Women are constantly bombarded with celebrity trainers and assorted other "experts" offering advice about to get the flat stomach of Jessica Alba, the rock-hard arms of First Lady Michelle Obama, and the booty of Kim K or Jennifer Lopez. Often, the suggestions call for exercises that focus on one particular part of the body. Yet the commonly accepted concept of "spot reduction"—losing fat in one specific area through targeted workouts—is nonsense, according to Caulfield.
"You can't reduce fat on one part of the body," he says, no matter how much time, effort, and (possibly) money you devote focused to that specific part. "The way to have skinny arms, or to tighten your tummy, is to have low body fat" overall. Likewise, a comprehensive, full-body approach to exercise is healthiest. And sorry, there's no exercise in the world that will give you longer legs.
Before jumping to conclusions, let's state explicitly: Caulfield believes that there is nothing better in the world for people to drink than water. "Water should be your go-to drink, hands down," he says. Still, Caulfield points out that there is nothing scientific about the widely accepted concept that we must drink eight cups of water per day. Drinking lots of water won't reduce wrinkles or make your skin glow either.
"Just drink when you're thirsty," and you'll be fine, says Caulfield.
If that's all there is to it, then why is the eight cups myth still being circulated? Caulfield thinks the bottled water companies have a lot to do with it. Bottled water has been called the "marketing trick of the century," in that it costs 2,000 times more than a nearly identical product that comes out of the tap in your home. Americans spend roughly $12 billion annually on bottled water, and some of the biggest markups are for water brands endorsed by celebrities such as Jennifer Aniston, who has long been tied to Coca-Cola-owned smartwater.
"The change in your skin, phyisical (sic) and mental health is amazing! U won't go back!" Miley Cyrus Tweeted back in 2012. She was writing about switching to a gluten-free diet, and she was responding to critics who accused her of having an eating disorder. "For everyone calling me anorexic I have a gluten and lactose allergy," she wrote in another Tweet. "It's not about weight it's about health. Gluten is crapppp anyway!"

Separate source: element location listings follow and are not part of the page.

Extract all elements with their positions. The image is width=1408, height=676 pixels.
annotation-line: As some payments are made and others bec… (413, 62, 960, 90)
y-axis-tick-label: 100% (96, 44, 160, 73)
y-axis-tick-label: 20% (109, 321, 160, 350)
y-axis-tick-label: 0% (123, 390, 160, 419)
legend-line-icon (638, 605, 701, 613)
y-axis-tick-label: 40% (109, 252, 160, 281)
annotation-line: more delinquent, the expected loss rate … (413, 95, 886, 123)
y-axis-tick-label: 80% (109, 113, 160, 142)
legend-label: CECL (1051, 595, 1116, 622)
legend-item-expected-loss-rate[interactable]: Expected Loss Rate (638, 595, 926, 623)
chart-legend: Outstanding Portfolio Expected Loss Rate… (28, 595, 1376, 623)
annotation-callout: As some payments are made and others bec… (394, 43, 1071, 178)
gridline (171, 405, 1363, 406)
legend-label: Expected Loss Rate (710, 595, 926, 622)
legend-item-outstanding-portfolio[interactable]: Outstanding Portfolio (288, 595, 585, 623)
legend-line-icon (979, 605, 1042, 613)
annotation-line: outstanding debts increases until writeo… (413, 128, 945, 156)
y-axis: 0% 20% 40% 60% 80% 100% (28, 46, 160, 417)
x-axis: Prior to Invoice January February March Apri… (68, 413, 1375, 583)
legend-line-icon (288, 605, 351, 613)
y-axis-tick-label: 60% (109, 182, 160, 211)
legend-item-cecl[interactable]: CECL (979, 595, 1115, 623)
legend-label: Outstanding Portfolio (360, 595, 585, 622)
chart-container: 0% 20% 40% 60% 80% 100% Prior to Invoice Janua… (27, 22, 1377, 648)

Caulfield begs to differ. "It's fair to say that there is absolutely no evidence that going gluten-free is healthier," he says. "There is no evidence that it's a good weight-loss strategy" either, according to Caulfield. People with celiac disease must avoid gluten, which is found in wheat, barley, and rye. But less than 1% of the population has celiac disease, whereas some 30% of U.S. adults in a recent survey said that they're trying to embrace a gluten-free diet. Caulfield assumes that a large portion of those going gluten-free believe that they have a sensitivity to gluten, or they perceive such a diet to be healthier. In fact, there are plenty of fast food menu items, donuts, cookies, and junk food snacks that have been slapped with the gluten-free label in order to jump on the fad, and they are certainly not healthy.
Caulfield says that his truth talking about gluten generates more hate mail than any other subject he tackles. "Some people go gluten-free or all-organic as a form of self-expression," he says. By questioning their motivations, and the science (or lack thereof) behind their decisions, he is essentially questioning who these people are as individuals. So it's no wonder people take offense. But it doesn't make them right about what is and isn't healthy.